King Alexander

KING, Alexander (b. January 26, 1909, Glasgow, Scotland; d. February 8, 2007, London, uk) – scientist, statesman, and a public figure, co-founder of the Club of Rome, one of the authors of the concept of sustainable development.

President of the Club of Rome in 1984–85. He was educated in the field of chemistry at the Universities of London and Munich. In 1940, when there was a real threat that Britain would be occupied by Nazi Germany, King led a research group, which developed programs for British military intelligence. Also during World War ii he explored the properties of dichlorodiphenyltrichloroethane (ddt) as an effective means of protection against insects, which was especially important during the war in Asia. Despite his significant contribution to the promotion of ddt and its further production, he strongly opposed its use later, because of its devastating effects on the environment. In 1943–47 he led the uk mission to Washington and served as attaché for science of the British Embassy in the United States. In 1947–50 he was the head of the secretariat of the first scientific committee of science policy (Committee of the Defense Science Policy of the Cabinet of Ministers of the uk). From 1957, King worked in the Organization for Economic Cooperation and Development (oecd). In 1961–68 he was Director for Science in the oecd.

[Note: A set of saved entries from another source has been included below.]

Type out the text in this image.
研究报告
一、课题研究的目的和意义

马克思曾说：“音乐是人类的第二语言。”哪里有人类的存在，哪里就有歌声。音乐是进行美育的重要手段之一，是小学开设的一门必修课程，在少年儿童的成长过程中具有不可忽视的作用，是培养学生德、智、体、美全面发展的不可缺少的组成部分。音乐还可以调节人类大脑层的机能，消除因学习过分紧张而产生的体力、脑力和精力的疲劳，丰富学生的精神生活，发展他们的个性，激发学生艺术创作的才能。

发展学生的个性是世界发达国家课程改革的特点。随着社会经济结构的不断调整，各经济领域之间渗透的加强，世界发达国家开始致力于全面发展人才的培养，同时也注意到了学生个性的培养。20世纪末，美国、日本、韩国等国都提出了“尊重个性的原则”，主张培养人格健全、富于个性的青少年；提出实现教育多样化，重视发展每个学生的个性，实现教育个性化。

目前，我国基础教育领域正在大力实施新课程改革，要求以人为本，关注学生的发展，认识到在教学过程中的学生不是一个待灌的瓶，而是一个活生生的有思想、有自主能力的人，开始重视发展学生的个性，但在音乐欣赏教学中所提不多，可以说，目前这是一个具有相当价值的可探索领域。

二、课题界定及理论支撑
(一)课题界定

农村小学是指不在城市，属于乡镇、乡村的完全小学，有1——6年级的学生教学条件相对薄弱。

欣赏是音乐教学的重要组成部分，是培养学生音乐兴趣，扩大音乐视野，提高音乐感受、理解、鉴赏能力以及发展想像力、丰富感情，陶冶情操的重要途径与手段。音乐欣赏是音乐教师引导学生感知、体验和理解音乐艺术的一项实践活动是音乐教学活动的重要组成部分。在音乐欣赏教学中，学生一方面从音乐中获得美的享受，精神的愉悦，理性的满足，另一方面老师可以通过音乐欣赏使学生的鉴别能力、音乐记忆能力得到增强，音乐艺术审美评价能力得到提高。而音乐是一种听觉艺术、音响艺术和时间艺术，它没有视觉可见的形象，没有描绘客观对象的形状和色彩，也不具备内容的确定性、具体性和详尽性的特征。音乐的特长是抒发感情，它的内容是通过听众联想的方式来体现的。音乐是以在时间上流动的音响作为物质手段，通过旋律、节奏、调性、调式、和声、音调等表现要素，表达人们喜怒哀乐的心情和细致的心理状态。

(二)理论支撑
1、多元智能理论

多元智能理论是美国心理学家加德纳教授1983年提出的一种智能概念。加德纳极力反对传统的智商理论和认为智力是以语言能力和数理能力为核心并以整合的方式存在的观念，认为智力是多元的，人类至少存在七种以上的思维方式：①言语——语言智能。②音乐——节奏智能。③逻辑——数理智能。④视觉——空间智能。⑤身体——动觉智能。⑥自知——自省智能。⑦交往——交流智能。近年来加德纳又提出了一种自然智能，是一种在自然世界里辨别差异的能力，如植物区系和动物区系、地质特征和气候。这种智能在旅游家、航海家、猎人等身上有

In 1968–74 he was the organization’s General Director for Science. He was extremely worried about the prevailing admiration in the oecd for growth and development, without consideration for its long-term consequences. He felt and realized the need to create a non-governmental body which could ask direct questions and demand straight answers, forcing the government to think about the future. In 1967–68, Aurelio Peccei and King held several meetings, and the result was their realization that affirmative actions needed to be taken to create this non-governmental body, which they named the Club of Rome. Peccei and King were convinced that economic development needed to be viewed in a broader context, taking into account political, social, and environmental consequences. King worried about the problem of accelerating population growth, and the consumption of food, energy, and resources, which could eventually lead the world to the point of exhaustion of resources, and eventual destruction of the environment.

He sharply criticized the concept of “growth for growth’s sake,” calling the oecd a “temple of prosperity of industrially developed countries.”

Being a pioneer in the field of sustainable development, he introduced the practice of annual surveys in the field of science policy, which were made by all participants in the oecd, and he participated in the creation of reviews of the role of science and technology in the development of society, something which was advanced for its time. He paid great attention to the problem of inequality between North and South. He emphasized the importance of cooperation between nato and the Warsaw Pact countries in the face of global challenges.

King received international recognition for his contributions to science policy, as well as for his attempts to attract the world’s attention to the problems of environmental degradation and the dangers of a worsening environment long before the existence of these problems was recognized by national governments.

He believed that in today’s technologically developing world support for science and application of high technologies should be the foundation of socially responsible government.

In his autobiography, Let the Cat Turn Around: One Man’s Traverse of the Twentieth Century, King warned mankind that globalization involves the risk that culture will be degraded.

Works.: Science and Policy: The International Stimulus (London,1974); The State of the Planet (Oxford, 1980); The First Global Revolution (New York City, 1991); Let the Cat Turn Around: One Man’s Traverse of the Twentieth Century (London, 2006).